A fateful meeting of two old friends, two pilots, led to deadly consequences in 1942. One man was flying a B-34 bomber for the Army, while the other was a pilot for American Airlines. They discovered that both would be flying near Palm Springs, California the next day, October 23rd. On that day, the bomber pilot, Lt. William Wilson, tried flying close to American Flight 28 to signal to his friend, First Officer Louis Reppert. Wilson got too close, and the planes collided. The airliner crashed in the desert, killing all 12 people aboard. Wilson went through a court-martial, but was acquitted.
One passenger on the American flight was an Oscar-winning songwriter, Ralph Rainger. He’s best known for writing the theme songs used by two popular comedians…”Love in Bloom,” associated with Jack Benny, and “Thanks for the Memory,” Bob Hope’s theme. Late in their careers, Hope and Benny appeared frequently with Johnny Carson on “The Tonight Show.” Carson became a comedy legend in his own right, by hosting “Tonight” for 30 years. He was born October 23rd, 1925.
NBC airs “Saturday Night Live” in the “Tonight Show” time slot on weekends. On October 23rd, 1976, Steve Martin hosted “SNL” for the first time, and played the host of “Jeopardy! 1999,” a futuristic parody of the popular game show. “I Lost on Jeopardy,” a take-off of the Greg Kihn song “Jeopardy,” was an early hit for song parodist and musician “Weird Al” Yankovic, born this day in 1959.
August 14 in history:
According to some aviation experts, the first official airplane flight in America happened on this day in 1901 in Connecticut. Gustave Whitehead claimed that he flew a plane half-a-mile and reached an altitude of 50 feet.

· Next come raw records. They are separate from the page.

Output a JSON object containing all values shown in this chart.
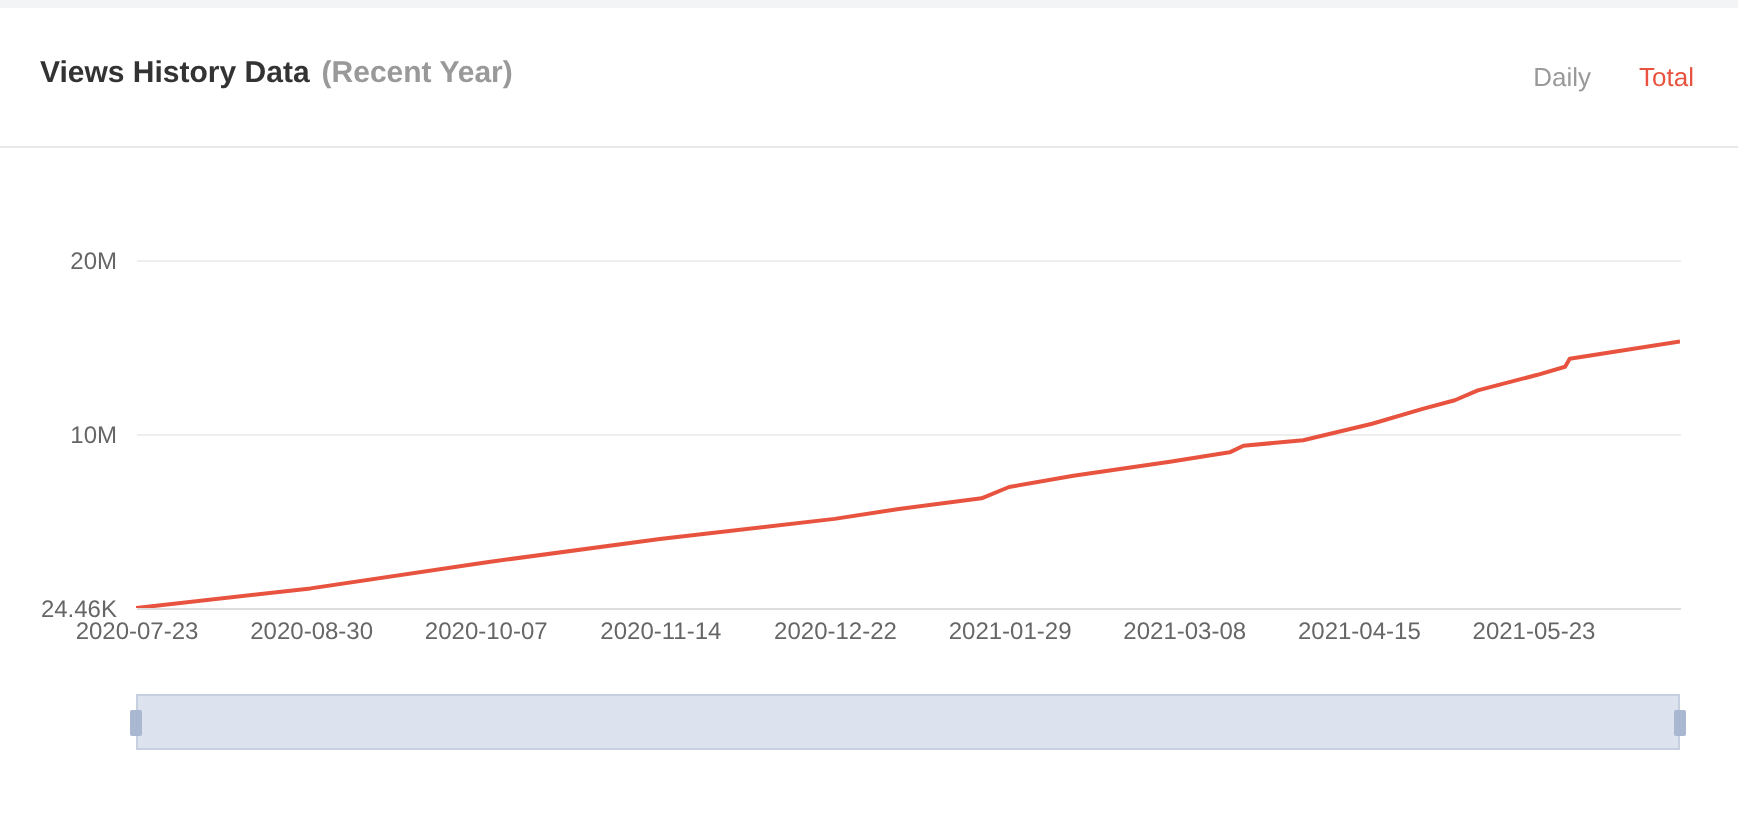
{
  "chart_data": {
    "type": "line",
    "title": "Views History Data",
    "subtitle": "(Recent Year)",
    "annotations": [
      "Daily",
      "Total"
    ],
    "x": [
      "2020-07-23",
      "2020-08-30",
      "2020-10-07",
      "2020-11-14",
      "2020-12-22",
      "2021-01-05",
      "2021-01-23",
      "2021-01-29",
      "2021-02-12",
      "2021-03-05",
      "2021-03-18",
      "2021-03-21",
      "2021-04-03",
      "2021-04-18",
      "2021-04-29",
      "2021-05-06",
      "2021-05-11",
      "2021-05-24",
      "2021-05-30",
      "2021-05-31",
      "2021-06-24"
    ],
    "series": [
      {
        "color": "#e8533f",
        "values": [
          24460,
          1150000,
          2640000,
          3990000,
          5140000,
          5710000,
          6320000,
          6970000,
          7620000,
          8420000,
          8960000,
          9340000,
          9650000,
          10600000,
          11450000,
          11950000,
          12520000,
          13410000,
          13870000,
          14330000,
          15320000
        ]
      }
    ],
    "xlim": [
      "2020-07-23",
      "2021-06-24"
    ],
    "xticks": [
      "2020-07-23",
      "2020-08-30",
      "2020-10-07",
      "2020-11-14",
      "2020-12-22",
      "2021-01-29",
      "2021-03-08",
      "2021-04-15",
      "2021-05-23"
    ],
    "ylim": [
      24460,
      20000000
    ],
    "yticks": [
      {
        "value": 24460,
        "label": "24.46K"
      },
      {
        "value": 10000000,
        "label": "10M"
      },
      {
        "value": 20000000,
        "label": "20M"
      }
    ],
    "grid": "y"
  }
}
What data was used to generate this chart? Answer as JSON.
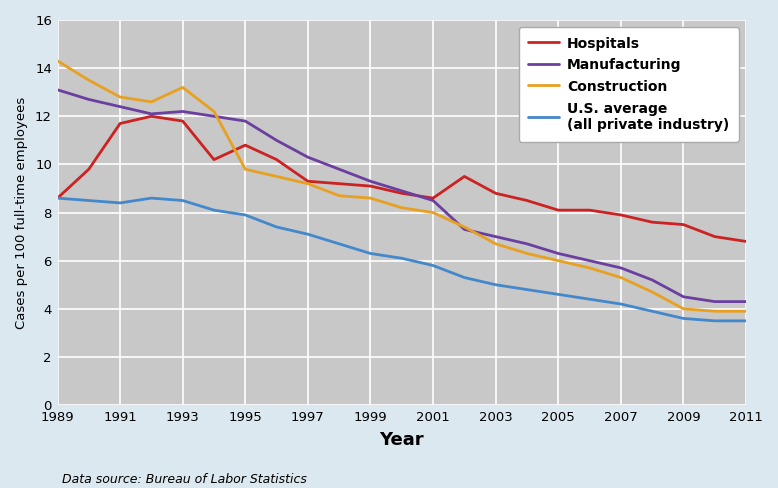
{
  "years": [
    1989,
    1990,
    1991,
    1992,
    1993,
    1994,
    1995,
    1996,
    1997,
    1998,
    1999,
    2000,
    2001,
    2002,
    2003,
    2004,
    2005,
    2006,
    2007,
    2008,
    2009,
    2010,
    2011
  ],
  "hospitals": [
    8.6,
    9.8,
    11.7,
    12.0,
    11.8,
    10.2,
    10.8,
    10.2,
    9.3,
    9.2,
    9.1,
    8.8,
    8.6,
    9.5,
    8.8,
    8.5,
    8.1,
    8.1,
    7.9,
    7.6,
    7.5,
    7.0,
    6.8
  ],
  "manufacturing": [
    13.1,
    12.7,
    12.4,
    12.1,
    12.2,
    12.0,
    11.8,
    11.0,
    10.3,
    9.8,
    9.3,
    8.9,
    8.5,
    7.3,
    7.0,
    6.7,
    6.3,
    6.0,
    5.7,
    5.2,
    4.5,
    4.3,
    4.3
  ],
  "construction": [
    14.3,
    13.5,
    12.8,
    12.6,
    13.2,
    12.2,
    9.8,
    9.5,
    9.2,
    8.7,
    8.6,
    8.2,
    8.0,
    7.4,
    6.7,
    6.3,
    6.0,
    5.7,
    5.3,
    4.7,
    4.0,
    3.9,
    3.9
  ],
  "us_average": [
    8.6,
    8.5,
    8.4,
    8.6,
    8.5,
    8.1,
    7.9,
    7.4,
    7.1,
    6.7,
    6.3,
    6.1,
    5.8,
    5.3,
    5.0,
    4.8,
    4.6,
    4.4,
    4.2,
    3.9,
    3.6,
    3.5,
    3.5
  ],
  "hospitals_color": "#cc2222",
  "manufacturing_color": "#6b3fa0",
  "construction_color": "#e8a020",
  "us_average_color": "#4488cc",
  "figure_bg_color": "#dce8f0",
  "plot_bg_color": "#c8c8c8",
  "grid_color": "#ffffff",
  "xlabel": "Year",
  "ylabel": "Cases per 100 full-time employees",
  "ylim": [
    0,
    16
  ],
  "yticks": [
    0,
    2,
    4,
    6,
    8,
    10,
    12,
    14,
    16
  ],
  "xticks": [
    1989,
    1991,
    1993,
    1995,
    1997,
    1999,
    2001,
    2003,
    2005,
    2007,
    2009,
    2011
  ],
  "legend_labels": [
    "Hospitals",
    "Manufacturing",
    "Construction",
    "U.S. average\n(all private industry)"
  ],
  "footnote": "Data source: Bureau of Labor Statistics",
  "line_width": 2.0
}
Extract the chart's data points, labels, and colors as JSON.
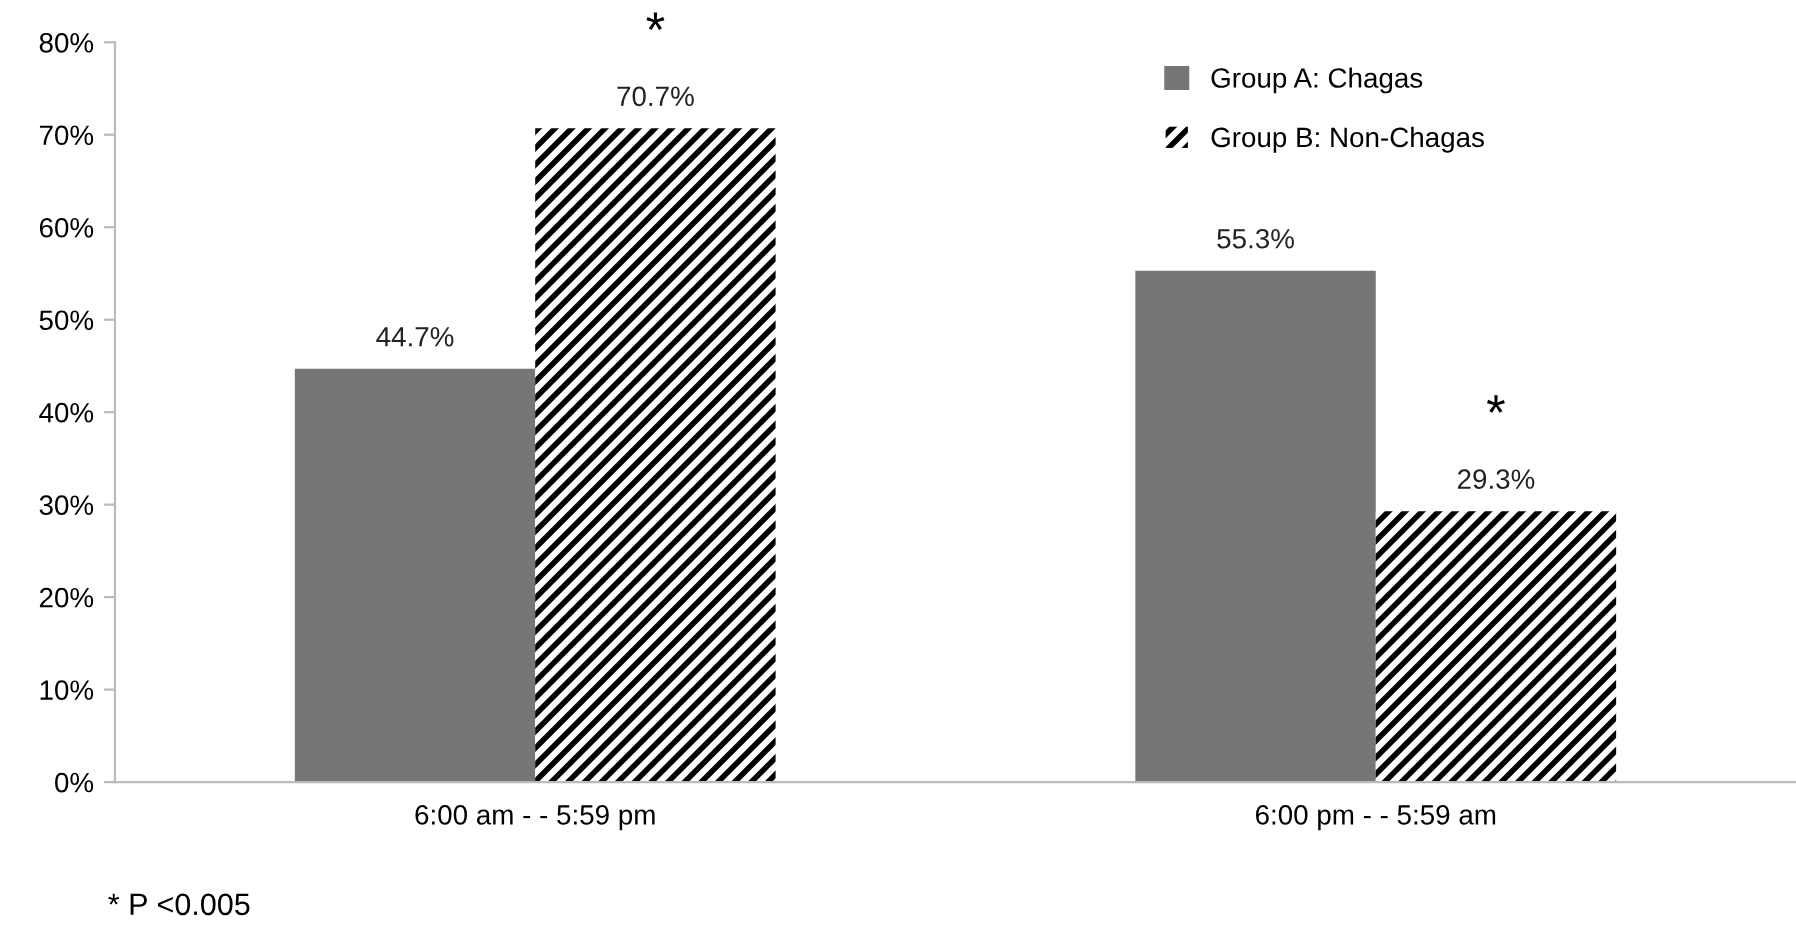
{
  "chart_data": {
    "type": "bar",
    "categories": [
      "6:00 am - - 5:59 pm",
      "6:00 pm - - 5:59 am"
    ],
    "series": [
      {
        "name": "Group A: Chagas",
        "color": "#767676",
        "values": [
          44.7,
          55.3
        ],
        "value_labels": [
          "44.7%",
          "55.3%"
        ]
      },
      {
        "name": "Group B: Non-Chagas",
        "color": "#000000",
        "values": [
          70.7,
          29.3
        ],
        "value_labels": [
          "70.7%",
          "29.3%"
        ]
      }
    ],
    "ylim": [
      0,
      80
    ],
    "yticks": [
      {
        "value": 0,
        "label": "0%"
      },
      {
        "value": 10,
        "label": "10%"
      },
      {
        "value": 20,
        "label": "20%"
      },
      {
        "value": 30,
        "label": "30%"
      },
      {
        "value": 40,
        "label": "40%"
      },
      {
        "value": 50,
        "label": "50%"
      },
      {
        "value": 60,
        "label": "60%"
      },
      {
        "value": 70,
        "label": "70%"
      },
      {
        "value": 80,
        "label": "80%"
      }
    ],
    "annotations": [
      "*",
      "*",
      "* P <0.005"
    ],
    "grid": false,
    "legend": "top"
  }
}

That was more than two years before the Wright Brothers achieved their famous flight at Kitty Hawk, N.C. In 2013, the governor of Connecticut signed a law officially declaring that Whitehead’s August 14th flight was the first powered airplane flight in the U.S.
On August 14th, 1893, the world’s first automobile license plates reportedly were issued in Paris.

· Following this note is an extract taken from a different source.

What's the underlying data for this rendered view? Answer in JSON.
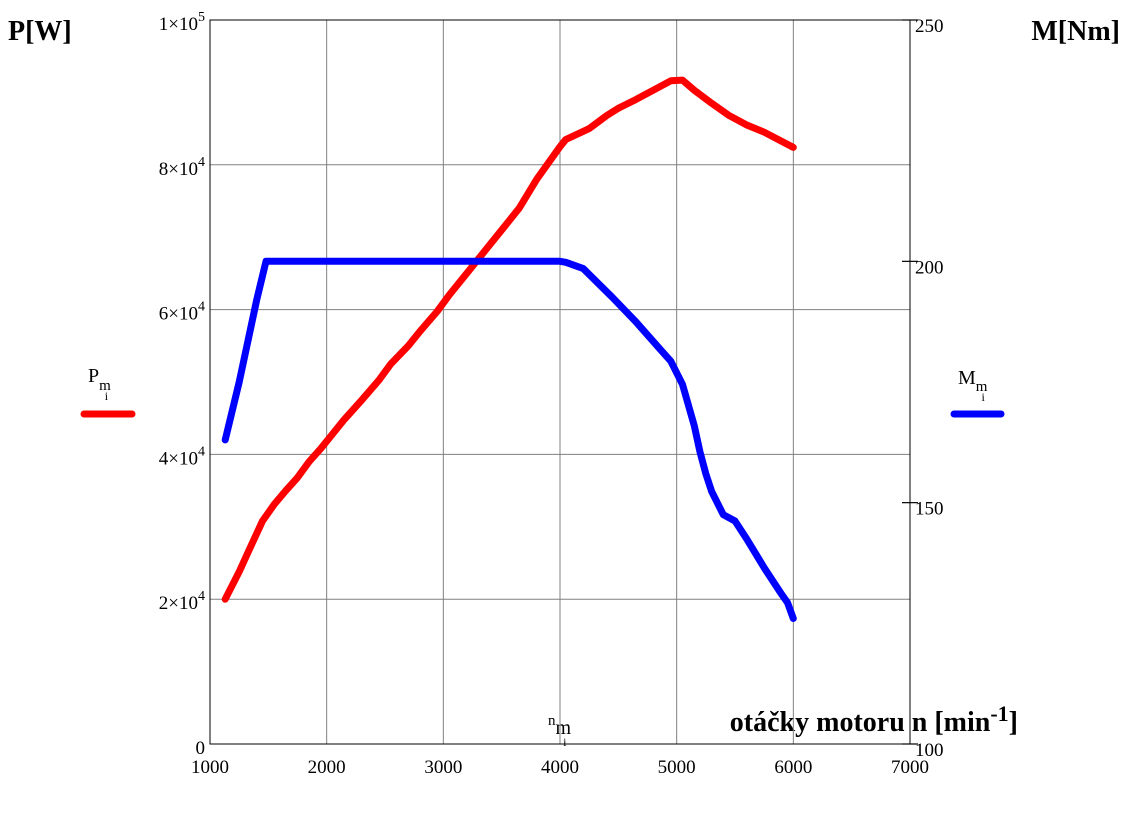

August 14th is the birthday of “Planes, Trains, and Automobiles” star Steve Martin (1945).
Oh, did I forget to mention trains? Crosby, Stills, and Nash had a famous song about a train in Morocco called the “Marrakesh Express.” Singer and musician David Crosby was born on this date in 1941.
Many electric trains in the northern U.S. stopped working on August 14th, 2003, when a control room problem in Ohio led to the largest blackout ever in North America. More than 50 million people were left without power in eight states and much of eastern Canada.